Quantum gate teleportation between separated zones of a trapped-ion processor

Yong Wan, National Institute of Standards and Technology (NIST)
Tue, 2019-03-05 14:00 - 15:00
Room 616, Physics Building

Scaling up trapped-ion quantum information processors inevitably means that above some size scale, qubits will need to be distributed across multiple processing zones. Harnessing the full power of such an architecture for quantum information processing requires a method to couple qubits in separate zones. The “quantum charge-coupled device” architecture connects distant qubits by physically moving them together, but at the same time imposes overhead from time spent on shuttling ions. An alternative solution is to employ a teleported two-qubit entangling gate that uses only local operations within each zone, classical communication between zones, and a shared entangled qubit pair as a resource. This approach has been demonstrated probabilistically in photonic systems with post-selection and only recently performed deterministically between two superconducting cavity qubits by means of an entangled pair of transmons. Here we demonstrate a deterministic teleported CNOT gate between two beryllium ion qubits in spatially separated zones of a segmented Paul trap, using an entangled pair of magnesium ion qubits as the resource. A full process tomography is performed on the two beryllium ion, and a 95% confidence interval [0.845, 0.872] for the entanglement fidelity is inferred using maximum likelihood (ML) estimation. This protocol combines ion shuttling with individually-addressed single qubit rotations and detection, high fidelity same- and mixed-species two qubit gates, and real-time conditional operations, thereby demonstrating the combination of essential tools for scaling trapped-ion quantum computers in a single device. 

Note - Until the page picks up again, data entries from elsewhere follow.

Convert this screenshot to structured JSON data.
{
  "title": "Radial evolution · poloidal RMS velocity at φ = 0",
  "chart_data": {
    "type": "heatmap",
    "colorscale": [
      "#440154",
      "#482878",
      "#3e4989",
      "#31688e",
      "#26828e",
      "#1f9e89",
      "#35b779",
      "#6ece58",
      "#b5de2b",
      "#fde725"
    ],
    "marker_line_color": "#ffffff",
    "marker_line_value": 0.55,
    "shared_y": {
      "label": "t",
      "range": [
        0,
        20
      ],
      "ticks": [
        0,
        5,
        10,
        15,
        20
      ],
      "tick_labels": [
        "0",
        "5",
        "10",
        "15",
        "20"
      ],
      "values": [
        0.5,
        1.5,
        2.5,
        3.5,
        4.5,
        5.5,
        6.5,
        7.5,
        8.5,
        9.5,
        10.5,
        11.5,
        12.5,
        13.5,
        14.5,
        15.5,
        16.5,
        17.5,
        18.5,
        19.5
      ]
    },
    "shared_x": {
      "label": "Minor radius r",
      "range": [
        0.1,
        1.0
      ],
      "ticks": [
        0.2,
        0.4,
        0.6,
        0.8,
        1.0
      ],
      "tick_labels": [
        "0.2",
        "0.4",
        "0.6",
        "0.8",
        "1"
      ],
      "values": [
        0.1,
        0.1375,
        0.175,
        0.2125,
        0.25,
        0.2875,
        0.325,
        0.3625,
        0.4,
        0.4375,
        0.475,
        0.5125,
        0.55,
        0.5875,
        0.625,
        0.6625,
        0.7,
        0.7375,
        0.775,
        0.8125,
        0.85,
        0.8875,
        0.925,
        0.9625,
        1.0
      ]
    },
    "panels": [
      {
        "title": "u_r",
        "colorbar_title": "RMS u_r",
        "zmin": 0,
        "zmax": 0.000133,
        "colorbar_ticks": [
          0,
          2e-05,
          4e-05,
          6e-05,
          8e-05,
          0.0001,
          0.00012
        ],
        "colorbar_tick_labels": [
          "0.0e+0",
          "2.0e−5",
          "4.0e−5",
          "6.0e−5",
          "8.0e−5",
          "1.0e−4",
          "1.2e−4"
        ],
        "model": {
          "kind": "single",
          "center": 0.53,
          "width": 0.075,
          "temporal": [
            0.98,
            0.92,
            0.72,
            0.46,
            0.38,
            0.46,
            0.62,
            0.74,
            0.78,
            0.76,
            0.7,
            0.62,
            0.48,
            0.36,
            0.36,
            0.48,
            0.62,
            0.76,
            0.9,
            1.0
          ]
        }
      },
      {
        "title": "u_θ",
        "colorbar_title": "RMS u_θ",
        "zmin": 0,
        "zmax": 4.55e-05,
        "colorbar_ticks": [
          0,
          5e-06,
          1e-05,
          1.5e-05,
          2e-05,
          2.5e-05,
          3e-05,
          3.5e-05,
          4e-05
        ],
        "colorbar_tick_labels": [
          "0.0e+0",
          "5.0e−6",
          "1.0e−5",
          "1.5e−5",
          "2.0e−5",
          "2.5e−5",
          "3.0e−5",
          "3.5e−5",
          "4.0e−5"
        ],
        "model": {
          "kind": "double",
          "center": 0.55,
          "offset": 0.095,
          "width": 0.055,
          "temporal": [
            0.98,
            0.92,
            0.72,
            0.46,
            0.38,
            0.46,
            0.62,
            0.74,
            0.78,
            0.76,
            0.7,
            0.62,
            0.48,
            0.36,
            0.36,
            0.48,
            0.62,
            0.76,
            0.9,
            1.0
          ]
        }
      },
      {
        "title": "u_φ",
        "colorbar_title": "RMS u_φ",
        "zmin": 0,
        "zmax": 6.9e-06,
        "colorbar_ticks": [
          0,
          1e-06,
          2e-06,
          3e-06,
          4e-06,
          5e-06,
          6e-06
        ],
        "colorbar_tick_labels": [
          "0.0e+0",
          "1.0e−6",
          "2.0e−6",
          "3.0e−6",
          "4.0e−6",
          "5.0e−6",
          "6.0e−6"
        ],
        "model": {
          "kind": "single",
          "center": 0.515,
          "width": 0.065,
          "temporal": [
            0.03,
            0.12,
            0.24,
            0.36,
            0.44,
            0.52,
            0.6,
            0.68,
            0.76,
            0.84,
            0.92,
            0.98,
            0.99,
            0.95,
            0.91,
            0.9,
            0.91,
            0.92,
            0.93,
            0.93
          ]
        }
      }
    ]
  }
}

Yong Wan graduated in 2010 from University of Stuttgart as a diplom physicist and pursued his doctoral study on precision spectroscopy on trapped ions at the University of Hannover and Physikalisch-Technische Bundesanstalt till 2014. Since then, he moved to National Institute of Standards and Technology and continued his research on trapped ions with the focus on trapped-ion quantum computing. His research interests include precision measurements, molecular ions, and trapped-ion quantum.